The plan is to add a second gateway on the east coast, for redundancy and failover. It will normally only be on stand-by, designed to take over and become the actual gateway should the working gateway fail, essentially the classic configuration illustrated here.
Some participants are arguing that having only one stand-by gateway is insufficient, and we should also implement a second stand-by gateway, say in the midwest. Others are arguing that the extra cost, complexity, and management of two stand-bys is unnecessary, and that the simultaneous unavailability of gateways on both coasts is so unlikely as to not be a concern.
What is considered best practice? Just how much redundancy (in terms of physically separate access points available to clients) is typically considered nominal?
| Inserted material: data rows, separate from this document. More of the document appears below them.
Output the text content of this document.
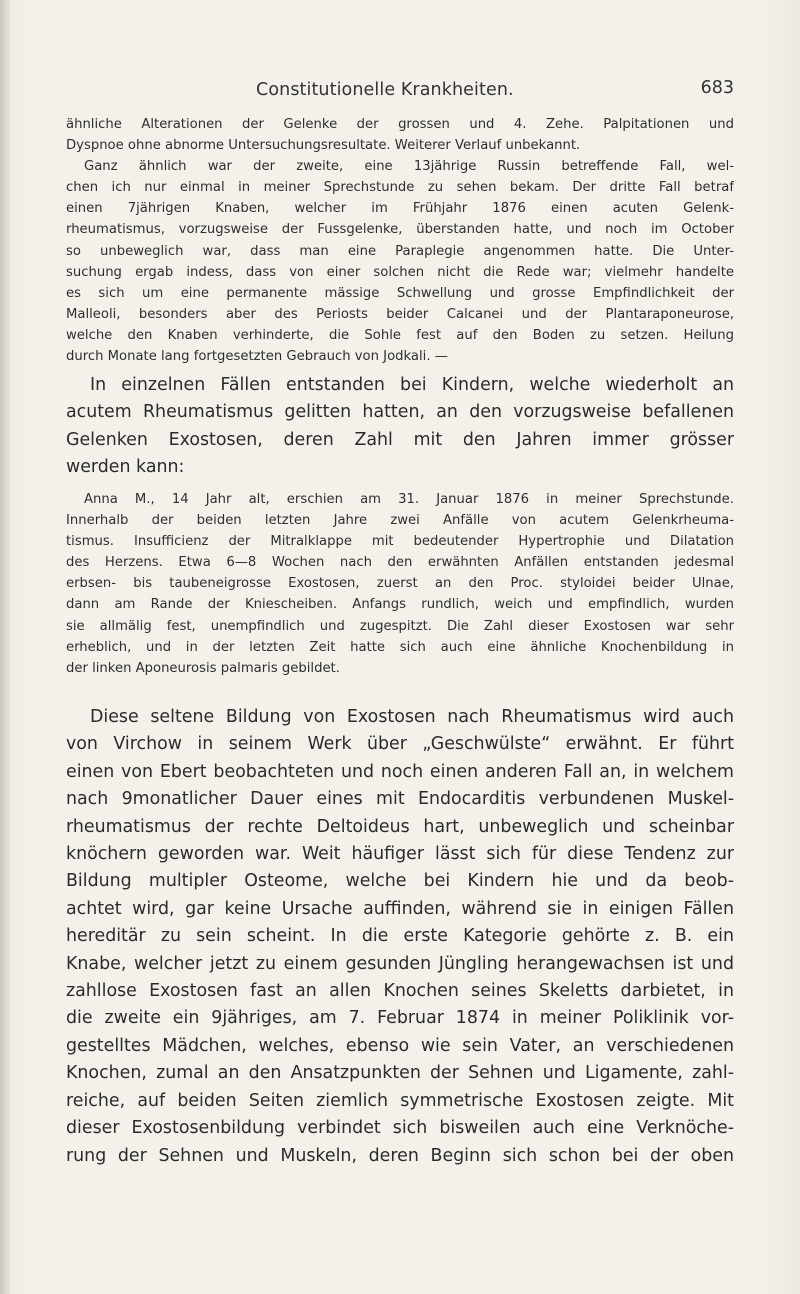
Constitutionelle Krankheiten.	683
ähnliche Alterationen der Gelenke der grossen und 4. Zehe. Palpitationen und
Dyspnoe ohne abnorme Untersuchungsresultate. Weiterer Verlauf unbekannt.
Ganz ähnlich war der zweite, eine 13jährige Russin betreffende Fall, wel-
chen ich nur einmal in meiner Sprechstunde zu sehen bekam. Der dritte Fall betraf
einen 7jährigen Knaben, welcher im Frühjahr 1876 einen acuten Gelenk-
rheumatismus, vorzugsweise der Fussgelenke, überstanden hatte, und noch im October
so unbeweglich war, dass man eine Paraplegie angenommen hatte. Die Unter-
suchung ergab indess, dass von einer solchen nicht die Rede war; vielmehr handelte
es sich um eine permanente mässige Schwellung und grosse Empfindlichkeit der
Malleoli, besonders aber des Periosts beider Calcanei und der Plantaraponeurose,
welche den Knaben verhinderte, die Sohle fest auf den Boden zu setzen. Heilung
durch Monate lang fortgesetzten Gebrauch von Jodkali. —
In einzelnen Fällen entstanden bei Kindern, welche wiederholt an
acutem Rheumatismus gelitten hatten, an den vorzugsweise befallenen
Gelenken Exostosen, deren Zahl mit den Jahren immer grösser
werden kann:
Anna M., 14 Jahr alt, erschien am 31. Januar 1876 in meiner Sprechstunde.
Innerhalb der beiden letzten Jahre zwei Anfälle von acutem Gelenkrheuma-
tismus. Insufficienz der Mitralklappe mit bedeutender Hypertrophie und Dilatation
des Herzens. Etwa 6—8 Wochen nach den erwähnten Anfällen entstanden jedesmal
erbsen- bis taubeneigrosse Exostosen, zuerst an den Proc. styloidei beider Ulnae,
dann am Rande der Kniescheiben. Anfangs rundlich, weich und empfindlich, wurden
sie allmälig fest, unempfindlich und zugespitzt. Die Zahl dieser Exostosen war sehr
erheblich, und in der letzten Zeit hatte sich auch eine ähnliche Knochenbildung in
der linken Aponeurosis palmaris gebildet.
Diese seltene Bildung von Exostosen nach Rheumatismus wird auch
von Virchow in seinem Werk über „Geschwülste“ erwähnt. Er führt
einen von Ebert beobachteten und noch einen anderen Fall an, in welchem
nach 9monatlicher Dauer eines mit Endocarditis verbundenen Muskel-
rheumatismus der rechte Deltoideus hart, unbeweglich und scheinbar
knöchern geworden war. Weit häufiger lässt sich für diese Tendenz zur
Bildung multipler Osteome, welche bei Kindern hie und da beob-
achtet wird, gar keine Ursache auffinden, während sie in einigen Fällen
hereditär zu sein scheint. In die erste Kategorie gehörte z. B. ein
Knabe, welcher jetzt zu einem gesunden Jüngling herangewachsen ist und
zahllose Exostosen fast an allen Knochen seines Skeletts darbietet, in
die zweite ein 9jähriges, am 7. Februar 1874 in meiner Poliklinik vor-
gestelltes Mädchen, welches, ebenso wie sein Vater, an verschiedenen
Knochen, zumal an den Ansatzpunkten der Sehnen und Ligamente, zahl-
reiche, auf beiden Seiten ziemlich symmetrische Exostosen zeigte. Mit
dieser Exostosenbildung verbindet sich bisweilen auch eine Verknöche-
rung der Sehnen und Muskeln, deren Beginn sich schon bei der oben
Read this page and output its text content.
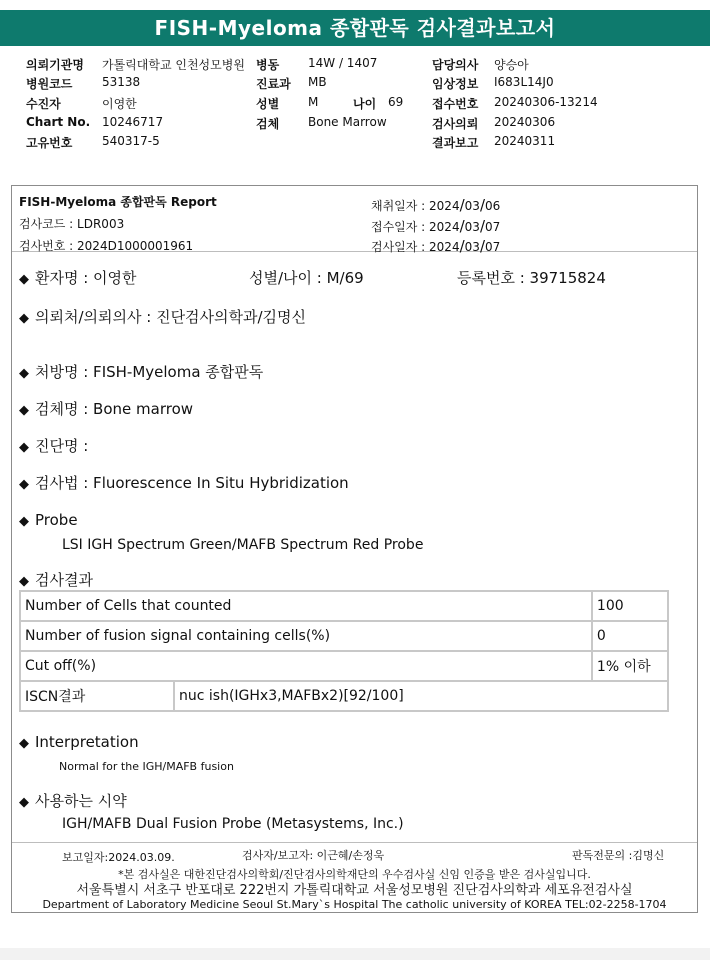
FISH-Myeloma 종합판독 검사결과보고서
의뢰기관명 가톨릭대학교 인천성모병원
병원코드 53138
수진자	이영한
Chart No. 10246717
고유번호 540317-5
병동 14W / 1407
진료과 MB
성별 M	나이 69
검체 Bone Marrow
담당의사 양승아
임상정보 I683L14J0
접수번호 20240306-13214
검사의뢰 20240306
결과보고 20240311
FISH-Myeloma 종합판독 Report
검사코드 : LDR003
검사번호 : 2024D1000001961
채취일자 : 2024/03/06
접수일자 : 2024/03/07
검사일자 : 2024/03/07
◆ 환자명 : 이영한	성별/나이 : M/69	등록번호 : 39715824
◆ 의뢰처/의뢰의사 : 진단검사의학과/김명신
◆ 처방명 : FISH-Myeloma 종합판독
◆ 검체명 : Bone marrow
◆ 진단명 :
◆ 검사법 : Fluorescence In Situ Hybridization
◆ Probe
LSI IGH Spectrum Green/MAFB Spectrum Red Probe
◆ 검사결과
Number of Cells that counted		100
Number of fusion signal containing cells(%)		0
Cut off(%)		1% 이하
ISCN결과	nuc ish(IGHx3,MAFBx2)[92/100]	
◆ Interpretation
Normal for the IGH/MAFB fusion
◆ 사용하는 시약
IGH/MAFB Dual Fusion Probe (Metasystems, Inc.)
보고일자:2024.03.09.	검사자/보고자: 이근혜/손정욱	판독전문의 :김명신
*본 검사실은 대한진단검사의학회/진단검사의학재단의 우수검사실 신임 인증을 받은 검사실입니다.
서울특별시 서초구 반포대로 222번지 가톨릭대학교 서울성모병원 진단검사의학과 세포유전검사실
Department of Laboratory Medicine Seoul St.Mary`s Hospital The catholic university of KOREA TEL:02-2258-1704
Are dual failures common enough that having only one stand-by is frequently regretted?
EDIT: Regarding "calculating" cost vs. benefit for the amount of redundancy I need or want, I guess it's better to rephrase my question as:
Where are statistics indicating the frequency with which a geographically separate collection of IP addresses are simultaneously unreachable?
In other words, a table like
On average, 1 west coast IP + 1 east cost IP
are simultaneously unreachable 1 day/year.
On average, 1 west IP + 1 east IP + 1 southern IP
are simultaneously unreachable 1 hr/year.
On average, 1 west IP + 1 east IP + 1 southern IP + 1 northern IP
are simultaneously unreachable 1 minute/year.
etc.
makes it fairly easy to choose the amount of desired redundancy, because there's an actual basis from which to calculate costs vs. performance. (I guess "simultaneously unreachable" has to mean "to a substantial number of clients randomly scattered around the country", since a single client could be unable to reach any servers regardless of how many there are because of her own local network failure.)
However, without such a table, any redundancy vs. performance calculations would just be guesswork. So: are there any sources of real life availability data on which such calculations can be based? Or does everyone just guess what they'll need, and expand as necessary once they find out they guessed low, or cut back if they guessed high?
It would seem companies offering fault-tolerant products would want to collect and promote such data. On the other hand, maybe the data would show 99.99% of fault-tolerant customers don't really need much redundancy at all. For example, if I can go for a full year and my east and west IP address are never simultaneously unreachable, I'm not going to bother considering adding a midwest IP.
I also realize there's a distinction between an IP address being unreachable due to forces external to my site, and an IP address being down because my site has failed internally. Internal failures (on my side of the IP address) are relatively easy to deal with. External failures (on the client side of the IP address, such as California going offline due to earthquakes, or New York going offline during a hurricane) I can deal with only by having extra IP addresses in some other geographic location. That is the probability I'm hoping to quantify. For now, I'm leaning toward the camp that claims the likelihood that east and west IP address are simultaneously unreachable is too small to be concerned with.